Registriert seit: 10.07.2014
Beiträge: 1.605
Zitat:
Zitat von LidlRacer Beitrag anzeigen
Klingt ein wenig nach Kommunismus.
Das funktioniert ja erwiesenermaßen prima.
Klingt ein wenig nach prima Argument.

Aber qbz trifft in seiner Kritik einen wichtigen Punkt, der bspw. in der "Konsumkritik" von Arne untergeht bzw. nicht mitgedacht wird. Dies geschieht auch oft bei der Diskussion um Primark, wenn priviligierte Gruppen die weniger priviligierten Gruppen dafür kritisieren auch mal am materiallen Wohlstand ("100 Primark Kleider") teilzuhaben. Dass Primark bspw. was die betriebliche Mitbestimmung angeht löblicher ist als so manch anderes Unternehmen wird dabei ausgeblendet, da ja die Produkte nur einer "Weg-werf-Mentalität" entsprechen.

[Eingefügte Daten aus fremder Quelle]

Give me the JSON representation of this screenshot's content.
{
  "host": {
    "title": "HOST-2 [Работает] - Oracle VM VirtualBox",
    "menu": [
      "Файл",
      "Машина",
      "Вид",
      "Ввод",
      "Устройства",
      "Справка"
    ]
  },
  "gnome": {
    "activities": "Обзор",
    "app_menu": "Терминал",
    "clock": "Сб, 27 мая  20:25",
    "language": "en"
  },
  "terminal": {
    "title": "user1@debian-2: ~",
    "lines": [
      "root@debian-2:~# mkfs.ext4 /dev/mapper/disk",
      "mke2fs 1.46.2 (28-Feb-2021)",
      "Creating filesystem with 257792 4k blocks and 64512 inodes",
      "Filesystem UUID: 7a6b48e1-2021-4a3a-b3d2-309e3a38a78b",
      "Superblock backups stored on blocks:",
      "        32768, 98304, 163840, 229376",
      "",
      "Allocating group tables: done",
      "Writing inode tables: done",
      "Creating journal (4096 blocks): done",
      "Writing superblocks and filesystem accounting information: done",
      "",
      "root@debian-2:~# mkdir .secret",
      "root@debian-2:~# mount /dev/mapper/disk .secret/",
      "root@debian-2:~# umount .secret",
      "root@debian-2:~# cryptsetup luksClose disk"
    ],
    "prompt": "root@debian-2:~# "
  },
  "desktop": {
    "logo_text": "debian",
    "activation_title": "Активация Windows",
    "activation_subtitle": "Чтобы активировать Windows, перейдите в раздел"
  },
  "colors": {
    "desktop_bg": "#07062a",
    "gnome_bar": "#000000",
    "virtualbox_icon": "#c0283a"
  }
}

In einer auf Profit-ausgelegten Wirtschaftsweise wird diese Lücke immer jemand füllen. Natürlich ist ein bewusster Konsum zu befürworten, jedoch nicht in solch einer paternalistischen/bevormundenden Form die letztlich einem autoritärem Bedürfnis nach Maßregelung entspringt ("Der Hartz-IV-Empfänger soll sein Geld/meine Steuern statt für Kippen für Bücher ausgeben"). Die Bedürfnisse eines Individuums sind letztlich individuell und sollten nicht zu Lasten einzelner Bevölkerungsgruppen gehen.

Auch wenn ich persönlich kein großer Anhänger davon bin, so lohnt sich doch ein Blick in die Postwachstumsökonomie (bspw. Veröffentlichungen des Forschungskolleg in Jena oder von Niko Paech). Das Problem sind nicht Indivduen, die sich den Gegegebenheiten des wirtschaftlichen Systems anpassen, sondern vielmehr die Spielregeln und Bedingungen, welche letztlich auch beeinflusst werden sollten.

Durch den Boykott von in Kambodscha produzierten Waren werde ich nichts ändern können, sondern es geht darum, dass sich die Arbeits-, Beschäftigungs- und Partizipationsbedingungen vor Ort verändern. Dies betrifft nicht genauso auch uns hier in Deutschland, gerade in Anbetracht der Digitalisierung und Industrie 4.0.